Don’t worry if you forgot to pack your snowshoes in your motorhome because there are snowshoe rentals on-site. There is perfect prairie terrain in Fort Sisseton Historic State Park for snowshoeing. You can follow the quarter-mile Andrew Jackson Fisk Historic Trail through the 15 restored buildings and structures of the state park that is complete with interpretive signs. Another option is to try the longer Fort Sisseton Trail that lakes you through frozen wetlands. If that’s not enough try a sleigh ride during the park’s annual Frontier Christmas festival in December.
Hiking is a perfect thing to do in Fort Sisseton Historic State Park. The trails are not difficult and are great for families to spend a few hours checking out the natural side of the historic state park. The longer Fort Sisseton Trail has you traveling on a boardwalk through stellar wetlands that are packed with wildlife. The Andrew Jackson Fisk Historic Trail takes you through the old fort’s ground with interpretive signs at each building to help you learn more about the historical significance of the old fort.
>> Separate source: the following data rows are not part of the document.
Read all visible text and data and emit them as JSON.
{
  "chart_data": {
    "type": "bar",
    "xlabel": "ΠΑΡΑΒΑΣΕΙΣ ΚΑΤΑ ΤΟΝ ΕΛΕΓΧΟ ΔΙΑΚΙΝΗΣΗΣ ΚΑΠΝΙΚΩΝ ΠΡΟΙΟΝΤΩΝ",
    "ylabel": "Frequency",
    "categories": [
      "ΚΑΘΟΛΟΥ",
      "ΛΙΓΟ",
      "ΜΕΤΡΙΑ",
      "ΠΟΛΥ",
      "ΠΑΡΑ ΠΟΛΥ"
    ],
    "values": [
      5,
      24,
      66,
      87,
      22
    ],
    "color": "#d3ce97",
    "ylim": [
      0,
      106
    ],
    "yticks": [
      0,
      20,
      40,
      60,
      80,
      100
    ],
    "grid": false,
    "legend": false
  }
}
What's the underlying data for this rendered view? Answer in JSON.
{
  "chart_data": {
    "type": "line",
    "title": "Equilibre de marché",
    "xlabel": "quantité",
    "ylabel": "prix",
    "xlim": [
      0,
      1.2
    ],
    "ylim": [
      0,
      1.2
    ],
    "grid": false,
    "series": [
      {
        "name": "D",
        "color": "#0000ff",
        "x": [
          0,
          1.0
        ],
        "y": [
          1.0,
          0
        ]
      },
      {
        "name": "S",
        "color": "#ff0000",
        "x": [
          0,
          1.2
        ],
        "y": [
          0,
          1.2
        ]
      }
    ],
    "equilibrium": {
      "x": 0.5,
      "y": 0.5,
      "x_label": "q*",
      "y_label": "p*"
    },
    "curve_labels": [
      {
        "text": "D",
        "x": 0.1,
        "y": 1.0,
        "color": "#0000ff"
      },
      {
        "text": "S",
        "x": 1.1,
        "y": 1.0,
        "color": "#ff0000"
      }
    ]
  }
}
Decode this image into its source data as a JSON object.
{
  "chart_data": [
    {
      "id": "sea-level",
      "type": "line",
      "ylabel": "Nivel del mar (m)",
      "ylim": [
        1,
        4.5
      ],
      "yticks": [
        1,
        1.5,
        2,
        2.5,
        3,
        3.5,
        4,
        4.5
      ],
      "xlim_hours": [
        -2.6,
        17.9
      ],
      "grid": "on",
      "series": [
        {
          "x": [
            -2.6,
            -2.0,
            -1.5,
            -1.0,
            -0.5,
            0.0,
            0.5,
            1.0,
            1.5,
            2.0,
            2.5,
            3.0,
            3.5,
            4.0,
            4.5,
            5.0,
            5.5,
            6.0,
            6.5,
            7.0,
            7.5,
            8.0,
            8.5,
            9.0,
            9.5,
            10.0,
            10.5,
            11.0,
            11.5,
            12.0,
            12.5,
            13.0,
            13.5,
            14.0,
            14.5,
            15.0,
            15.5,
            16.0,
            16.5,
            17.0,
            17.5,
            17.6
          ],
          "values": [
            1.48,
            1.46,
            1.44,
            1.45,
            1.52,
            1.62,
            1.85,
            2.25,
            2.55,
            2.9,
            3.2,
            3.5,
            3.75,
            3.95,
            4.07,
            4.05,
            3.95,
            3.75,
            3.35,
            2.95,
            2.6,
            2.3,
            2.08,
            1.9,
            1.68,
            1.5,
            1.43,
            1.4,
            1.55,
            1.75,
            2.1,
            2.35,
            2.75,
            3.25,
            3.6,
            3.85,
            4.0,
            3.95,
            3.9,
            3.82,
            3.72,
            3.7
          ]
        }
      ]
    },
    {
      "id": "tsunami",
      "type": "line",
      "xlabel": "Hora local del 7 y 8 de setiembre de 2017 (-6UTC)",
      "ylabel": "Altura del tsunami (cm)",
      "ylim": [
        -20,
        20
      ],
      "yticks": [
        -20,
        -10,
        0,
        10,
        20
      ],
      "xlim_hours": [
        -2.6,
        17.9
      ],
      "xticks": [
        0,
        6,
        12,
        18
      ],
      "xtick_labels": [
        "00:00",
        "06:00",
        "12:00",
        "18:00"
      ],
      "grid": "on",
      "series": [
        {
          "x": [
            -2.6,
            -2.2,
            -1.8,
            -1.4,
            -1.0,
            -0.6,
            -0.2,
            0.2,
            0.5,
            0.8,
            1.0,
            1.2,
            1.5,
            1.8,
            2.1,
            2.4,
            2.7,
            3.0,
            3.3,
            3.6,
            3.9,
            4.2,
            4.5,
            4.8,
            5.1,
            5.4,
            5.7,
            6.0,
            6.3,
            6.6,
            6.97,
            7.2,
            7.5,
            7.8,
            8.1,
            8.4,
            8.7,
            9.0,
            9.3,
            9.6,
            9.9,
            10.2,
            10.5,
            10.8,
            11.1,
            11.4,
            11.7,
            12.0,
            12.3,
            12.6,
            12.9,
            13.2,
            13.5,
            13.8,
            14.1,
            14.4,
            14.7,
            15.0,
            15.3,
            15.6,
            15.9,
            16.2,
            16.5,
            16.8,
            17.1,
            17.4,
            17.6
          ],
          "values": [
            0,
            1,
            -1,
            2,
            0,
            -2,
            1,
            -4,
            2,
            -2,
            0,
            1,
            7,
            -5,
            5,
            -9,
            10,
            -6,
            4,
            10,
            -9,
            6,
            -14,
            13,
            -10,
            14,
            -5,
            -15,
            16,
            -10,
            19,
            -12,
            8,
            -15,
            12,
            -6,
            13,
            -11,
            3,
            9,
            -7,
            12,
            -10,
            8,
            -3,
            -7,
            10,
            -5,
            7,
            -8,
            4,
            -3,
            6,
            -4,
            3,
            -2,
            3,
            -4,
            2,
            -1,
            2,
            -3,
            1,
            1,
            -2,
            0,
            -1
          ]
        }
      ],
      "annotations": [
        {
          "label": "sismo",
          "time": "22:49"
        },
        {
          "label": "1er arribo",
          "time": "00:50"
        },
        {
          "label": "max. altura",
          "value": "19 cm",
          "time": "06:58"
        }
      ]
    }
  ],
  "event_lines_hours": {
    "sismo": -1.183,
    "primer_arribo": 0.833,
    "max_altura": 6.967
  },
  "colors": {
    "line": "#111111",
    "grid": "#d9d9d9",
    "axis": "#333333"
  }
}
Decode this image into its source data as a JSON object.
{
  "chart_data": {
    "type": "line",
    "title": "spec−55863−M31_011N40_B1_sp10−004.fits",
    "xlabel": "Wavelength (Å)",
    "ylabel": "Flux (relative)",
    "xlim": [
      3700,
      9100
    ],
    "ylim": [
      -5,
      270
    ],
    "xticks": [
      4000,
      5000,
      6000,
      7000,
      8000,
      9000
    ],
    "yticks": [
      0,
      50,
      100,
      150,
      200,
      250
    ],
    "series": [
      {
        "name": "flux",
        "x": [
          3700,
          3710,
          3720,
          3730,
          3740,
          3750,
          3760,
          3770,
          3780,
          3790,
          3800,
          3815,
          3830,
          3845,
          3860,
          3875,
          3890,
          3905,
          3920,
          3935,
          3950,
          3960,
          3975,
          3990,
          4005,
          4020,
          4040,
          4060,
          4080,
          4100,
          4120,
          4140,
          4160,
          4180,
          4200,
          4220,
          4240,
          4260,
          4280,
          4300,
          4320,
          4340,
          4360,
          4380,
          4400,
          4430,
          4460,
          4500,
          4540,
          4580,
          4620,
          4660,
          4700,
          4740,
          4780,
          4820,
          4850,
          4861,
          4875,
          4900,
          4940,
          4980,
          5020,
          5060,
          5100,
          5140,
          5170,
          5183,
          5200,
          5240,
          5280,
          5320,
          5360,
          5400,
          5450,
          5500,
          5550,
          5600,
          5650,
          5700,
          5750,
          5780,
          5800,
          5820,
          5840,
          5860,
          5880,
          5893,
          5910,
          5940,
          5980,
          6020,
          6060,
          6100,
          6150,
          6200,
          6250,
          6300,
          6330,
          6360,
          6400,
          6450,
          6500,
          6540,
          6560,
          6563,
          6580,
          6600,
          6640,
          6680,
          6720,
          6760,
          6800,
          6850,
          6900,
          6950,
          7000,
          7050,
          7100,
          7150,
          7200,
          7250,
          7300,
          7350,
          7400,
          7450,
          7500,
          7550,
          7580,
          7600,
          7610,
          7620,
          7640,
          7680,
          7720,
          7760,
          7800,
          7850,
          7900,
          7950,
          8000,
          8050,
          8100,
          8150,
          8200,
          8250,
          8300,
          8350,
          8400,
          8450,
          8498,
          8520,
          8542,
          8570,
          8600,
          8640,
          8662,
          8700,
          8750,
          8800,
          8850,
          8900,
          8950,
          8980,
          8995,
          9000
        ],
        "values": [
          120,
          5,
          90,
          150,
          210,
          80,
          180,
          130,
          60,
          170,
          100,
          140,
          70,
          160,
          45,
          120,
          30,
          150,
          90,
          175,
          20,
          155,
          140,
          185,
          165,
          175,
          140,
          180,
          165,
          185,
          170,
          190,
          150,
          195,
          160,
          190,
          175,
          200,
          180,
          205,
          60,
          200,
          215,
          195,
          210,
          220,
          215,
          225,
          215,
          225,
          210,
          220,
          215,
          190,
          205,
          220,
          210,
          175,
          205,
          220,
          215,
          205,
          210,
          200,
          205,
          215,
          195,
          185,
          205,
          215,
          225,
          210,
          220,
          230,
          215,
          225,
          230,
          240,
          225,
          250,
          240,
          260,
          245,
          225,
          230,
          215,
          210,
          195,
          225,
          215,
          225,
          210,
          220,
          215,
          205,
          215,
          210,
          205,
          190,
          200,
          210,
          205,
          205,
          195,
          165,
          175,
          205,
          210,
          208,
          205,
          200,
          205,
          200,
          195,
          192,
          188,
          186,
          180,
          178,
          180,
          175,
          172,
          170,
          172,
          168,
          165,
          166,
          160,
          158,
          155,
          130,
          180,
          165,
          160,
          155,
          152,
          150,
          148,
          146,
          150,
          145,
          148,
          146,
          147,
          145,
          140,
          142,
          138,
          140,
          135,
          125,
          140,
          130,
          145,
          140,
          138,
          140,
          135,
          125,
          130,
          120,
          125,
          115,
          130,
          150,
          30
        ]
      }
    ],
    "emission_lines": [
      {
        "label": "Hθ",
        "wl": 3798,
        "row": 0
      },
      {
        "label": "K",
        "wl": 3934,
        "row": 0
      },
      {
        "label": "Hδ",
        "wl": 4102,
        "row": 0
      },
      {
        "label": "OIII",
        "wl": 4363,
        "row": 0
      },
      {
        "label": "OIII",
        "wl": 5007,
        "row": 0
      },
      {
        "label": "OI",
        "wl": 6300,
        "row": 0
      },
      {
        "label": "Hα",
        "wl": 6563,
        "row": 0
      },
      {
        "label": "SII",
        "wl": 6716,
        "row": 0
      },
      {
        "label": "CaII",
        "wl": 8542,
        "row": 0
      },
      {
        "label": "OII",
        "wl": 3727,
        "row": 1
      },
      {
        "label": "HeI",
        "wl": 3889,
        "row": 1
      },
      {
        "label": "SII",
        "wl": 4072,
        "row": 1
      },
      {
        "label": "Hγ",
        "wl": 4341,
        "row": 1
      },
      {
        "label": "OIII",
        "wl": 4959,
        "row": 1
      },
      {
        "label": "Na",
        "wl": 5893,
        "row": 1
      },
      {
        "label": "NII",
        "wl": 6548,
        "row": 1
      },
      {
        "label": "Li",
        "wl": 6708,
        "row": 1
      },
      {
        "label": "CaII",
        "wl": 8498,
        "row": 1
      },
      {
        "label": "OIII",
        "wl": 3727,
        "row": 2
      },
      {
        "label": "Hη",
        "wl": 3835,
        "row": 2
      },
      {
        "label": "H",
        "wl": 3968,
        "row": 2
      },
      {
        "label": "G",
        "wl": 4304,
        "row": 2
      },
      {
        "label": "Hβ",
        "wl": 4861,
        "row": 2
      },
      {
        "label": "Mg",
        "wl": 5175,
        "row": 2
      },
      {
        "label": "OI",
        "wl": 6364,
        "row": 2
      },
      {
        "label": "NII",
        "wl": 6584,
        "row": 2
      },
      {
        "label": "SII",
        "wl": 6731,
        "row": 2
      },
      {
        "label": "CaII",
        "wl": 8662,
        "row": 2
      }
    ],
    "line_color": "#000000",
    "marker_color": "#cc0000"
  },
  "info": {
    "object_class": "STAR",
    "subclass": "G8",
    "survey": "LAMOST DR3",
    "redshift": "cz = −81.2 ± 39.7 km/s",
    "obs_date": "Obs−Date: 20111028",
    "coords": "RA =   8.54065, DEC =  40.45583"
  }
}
The biggest attraction at Fort Sisseton Historic State Park is the restored 1864 fort’s buildings and structures. Listed on the National Register of Historic Places in 1973, the fort’s ground features 15 buildings and structures. There are splendid guided tours during the summer months and you will find plenty of living history complete with soldiers, Indians, and settlers. Another great time to visit the historic state park is in December when Frontier Christmas takes center stage with sleigh rides, crafts, and living history exhibits.
One of the more relaxing things to do in Fort Sisseton Historic State Park is to go out on Kettle Lake. There is a boat ramp to help you launch your watercraft whether you have a motorized boat, kayak, or canoe. While you are on the lake you can watch for more than 300 species of birds and fishing from a boat is always the best way to catch that dream fish. If you don’t have a canoe or kayak you can rent one on-site.
Make sure you pack your rod and reel in your rig before traveling to Fort Sisseton Historic State Park. Once you get your line wet at Kettle Lake you will be amazed at the results. The lake has a plentiful supply of walleye and yellow perch for you to catch within the 3,000 acres of water surface. There are also opportunities to catch black bullhead, black crappie, and northern pike. Don’t worry if you forget your fishing pole because you can rent one at the state park. Always check the fishing regulations in South Dakota for bag and size limits before dipping your line in the water.